Seeking out perfect waves, the boarders of “Caught Inside” deliver some of the “Bra Boys” bravado and camaraderie characteristic of surf culture. When ownership of one particular break, “the Butchery” comes to blows, Bull (Ben Oxenbould) shows his colors as the big guy onboard, volatile and vicious, and his outburst signals the things to come when the subject of his interest has her eye on a different guy.
Competition for breaks and broads breeds the right kind of conflict here, and Blaiklock has managed to capture some of the brotherly violence that made “Animal Kingdom” such a scorching success. That he manages to do so while maintaining an element of reality makes matters all the more memorable, with Daisy Betts, Sam Lyndon and Oxenbould sure to cruise into foreign waters as a result.
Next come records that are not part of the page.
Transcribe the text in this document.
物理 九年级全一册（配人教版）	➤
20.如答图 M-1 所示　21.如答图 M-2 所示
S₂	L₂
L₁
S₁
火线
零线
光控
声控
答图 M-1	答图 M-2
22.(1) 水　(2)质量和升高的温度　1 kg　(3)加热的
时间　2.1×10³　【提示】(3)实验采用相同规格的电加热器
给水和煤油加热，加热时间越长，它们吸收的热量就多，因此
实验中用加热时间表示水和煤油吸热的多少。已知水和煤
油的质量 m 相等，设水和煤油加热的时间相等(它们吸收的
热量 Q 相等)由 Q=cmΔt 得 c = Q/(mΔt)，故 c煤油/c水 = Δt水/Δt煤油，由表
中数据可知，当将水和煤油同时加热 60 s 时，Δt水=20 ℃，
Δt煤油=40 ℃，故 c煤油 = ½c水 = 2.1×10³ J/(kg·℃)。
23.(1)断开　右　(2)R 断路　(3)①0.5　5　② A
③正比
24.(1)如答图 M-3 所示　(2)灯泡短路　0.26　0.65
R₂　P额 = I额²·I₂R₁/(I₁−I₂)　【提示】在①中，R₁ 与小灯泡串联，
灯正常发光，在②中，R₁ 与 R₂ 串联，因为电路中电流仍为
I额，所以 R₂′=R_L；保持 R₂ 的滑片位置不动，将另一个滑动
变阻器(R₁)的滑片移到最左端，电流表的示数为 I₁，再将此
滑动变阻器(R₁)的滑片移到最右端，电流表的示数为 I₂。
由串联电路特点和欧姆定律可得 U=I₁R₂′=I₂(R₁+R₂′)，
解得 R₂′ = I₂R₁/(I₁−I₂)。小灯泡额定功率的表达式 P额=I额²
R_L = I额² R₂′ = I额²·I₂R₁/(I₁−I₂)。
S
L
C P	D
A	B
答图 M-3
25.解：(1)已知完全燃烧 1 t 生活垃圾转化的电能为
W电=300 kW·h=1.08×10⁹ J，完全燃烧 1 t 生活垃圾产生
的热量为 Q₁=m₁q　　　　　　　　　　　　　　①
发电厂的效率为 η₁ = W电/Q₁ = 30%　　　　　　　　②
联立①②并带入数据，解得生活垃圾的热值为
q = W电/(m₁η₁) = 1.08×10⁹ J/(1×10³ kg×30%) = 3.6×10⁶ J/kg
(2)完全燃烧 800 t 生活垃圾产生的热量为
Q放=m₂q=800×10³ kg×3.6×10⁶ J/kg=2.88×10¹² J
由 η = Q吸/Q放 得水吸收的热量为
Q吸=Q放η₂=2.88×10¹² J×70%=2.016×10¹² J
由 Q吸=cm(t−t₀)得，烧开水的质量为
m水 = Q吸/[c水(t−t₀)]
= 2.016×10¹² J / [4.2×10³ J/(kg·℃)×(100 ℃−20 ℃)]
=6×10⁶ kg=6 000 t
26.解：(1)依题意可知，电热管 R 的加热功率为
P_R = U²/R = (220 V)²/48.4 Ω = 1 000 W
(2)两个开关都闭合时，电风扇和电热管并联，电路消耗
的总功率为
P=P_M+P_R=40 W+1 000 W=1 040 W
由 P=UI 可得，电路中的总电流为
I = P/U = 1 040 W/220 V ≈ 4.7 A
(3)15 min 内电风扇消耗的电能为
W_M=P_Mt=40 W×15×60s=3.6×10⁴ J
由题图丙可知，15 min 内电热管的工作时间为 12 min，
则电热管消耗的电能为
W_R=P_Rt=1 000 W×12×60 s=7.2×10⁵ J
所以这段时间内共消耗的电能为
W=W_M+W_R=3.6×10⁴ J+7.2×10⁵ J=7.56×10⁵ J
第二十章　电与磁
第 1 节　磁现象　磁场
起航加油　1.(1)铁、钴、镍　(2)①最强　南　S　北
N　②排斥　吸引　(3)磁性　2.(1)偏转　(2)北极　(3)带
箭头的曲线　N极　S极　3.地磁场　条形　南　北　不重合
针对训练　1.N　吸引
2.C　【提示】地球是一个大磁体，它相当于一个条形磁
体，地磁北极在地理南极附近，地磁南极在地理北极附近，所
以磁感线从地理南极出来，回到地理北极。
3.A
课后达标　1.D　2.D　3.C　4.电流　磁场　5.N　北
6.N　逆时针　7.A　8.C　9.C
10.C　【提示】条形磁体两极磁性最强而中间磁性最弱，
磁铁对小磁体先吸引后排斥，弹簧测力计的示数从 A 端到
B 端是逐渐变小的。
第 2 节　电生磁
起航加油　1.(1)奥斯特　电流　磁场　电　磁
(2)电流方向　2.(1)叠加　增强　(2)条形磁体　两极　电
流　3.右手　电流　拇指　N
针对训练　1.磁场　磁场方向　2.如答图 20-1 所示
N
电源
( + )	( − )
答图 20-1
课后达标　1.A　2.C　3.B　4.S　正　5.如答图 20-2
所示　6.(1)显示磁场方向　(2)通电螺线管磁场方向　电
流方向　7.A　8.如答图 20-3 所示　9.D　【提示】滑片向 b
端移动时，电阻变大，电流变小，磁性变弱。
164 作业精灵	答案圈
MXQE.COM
Expect “Caught Inside” to carve out a cult audience.
Many a moviemaker’s launch was born on the water, and while this doesn’t quite have the history-setting ambience of Polanski’s “Knife on the Water,” it certainly has its feet firmly planted on such a solid filmmaking foundation that Blaiklock should benefit with more commercial fare in the very near future.
“Caught Inside” catches you on the edge of your seat and holds you there for its duration. That you fully believe one man, Bull, can effectively intimidate a charismatic crew is a testament to the success of its team.